High Energy Physics researchers and the mobility industry face similar challenges while both share Real-Time Analysis (RTA) as a solution. The Large Hydron Collider /CERN produces over 1 megabyte of data every time there is a collision. Currently, there are about 40 million collisions a second while in the future with the HL-LHC this rate is expected to increase to 200 million collisions per second. So, when people refer to the data challenge at the LHC is not easy for everyone to realize how big this problem is. It is effectively the largest big-data challenge in the world.
In early January 2023, XIMANTIS CTO visited CERN for a meeting with the designated EU official for project SMARTHEP having the ambition to address those challenges. XIMANTIS will collaborate on 3 ground breaking projects with CERN, Sorbonne University, TU Dortmund and Lund University among others. These projects will impact the Run-3 work on three out of the four main detectors at CERN: ALICE, ATLAS and LHCb, so that physicists can explore new territory in terms of matter, energy and space.
The 3 projects have been broadly defined as follows:
- Real Time Analysis on heterogeneous architectures: researchers will focus on CPU, GPU and FPGA aspects for the Large Hydron Collider and self-driving cars and subsequently applied to the specific problems of the LHCb and ATLAS real-time data-processing architectures.
- Machine Learning for Real Time Analysis of Lepton Flavour Violation in neutral meson decays and unflavoured meson decays in the LHCb Run-3 data and traffic predictions: researchers will work with XIMANTIS to receive training on best practices in ML and AI and to gain hands-on experience optimizing ML algorithms for traffic prediction applications. This additional industrial experience and training will allow them to gain perspective on what kinds of methods are best suited to different types of the real-time problems they face.

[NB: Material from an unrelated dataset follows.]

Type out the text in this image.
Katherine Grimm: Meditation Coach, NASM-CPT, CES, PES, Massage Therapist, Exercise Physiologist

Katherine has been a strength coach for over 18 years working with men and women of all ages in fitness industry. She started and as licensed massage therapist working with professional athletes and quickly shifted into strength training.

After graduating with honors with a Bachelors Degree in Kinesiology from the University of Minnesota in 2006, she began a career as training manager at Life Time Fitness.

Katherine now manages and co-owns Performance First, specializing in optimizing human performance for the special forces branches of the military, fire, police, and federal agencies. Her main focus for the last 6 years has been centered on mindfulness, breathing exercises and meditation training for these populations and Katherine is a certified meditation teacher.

- Real-time calibration of ALICE Time Projection Chamber and ML traffic predictions: researchers will study and commission the ALICE Time Projection Chamber (TPC) detector, learn about machine learning through a secondment at XIMANTIS. The subtraction of noise at the earliest possible stage for future developments of the generated algorithms will benefit from an internship at XIMANTIS to work on hybrid systems (e.g. Convolutional Neural Network coupled to differential equations models) which can capture features in different dimensionalities (e.g. space and time for traffic monitoring and forecasting, position and timing of noise in the detector) to perform physics analysis of data from the ALICE detector at CERN.
About LHCb
The Large Hydron Collider beauty (LHCb) experiment specializes in investigating the slight differences between matter and antimatter by studying a type of particle called “beauty quark” or “b quark”. The LHCb experiment will shed light on why we live in a universe that appears to be composed almost entirely of matter and no antimatter. More than 1200 people from 79 institutions in 18 countries make up the LHCb collaboration.
About ATLAS
ATLAS is a general-purpose particle detector searching for new physics at the high-energy frontier and pushing the limits of scientific knowledge. ATLAS physicists are looking for answers to fundamental questions: What are the basic building blocks of matter? What are the fundamental forces of nature? What is dark matter made of? ATLAS is the largest detector ever constructed for a particle collider, measuring 46 meters in length and 25 meters in diameter. More than 5500 people from 183 institutions in 38 countries work on the ATLAS experiment.
About ALICE
ALICE (A Large Ion Collider Experiment) is a heavy-ion detector designed to study the physics of strongly interacting matter at extreme energy densities, where a phase of matter called quark-gluon plasma forms. The collaboration has more than 1900 members from 175 institutes in 40 countries.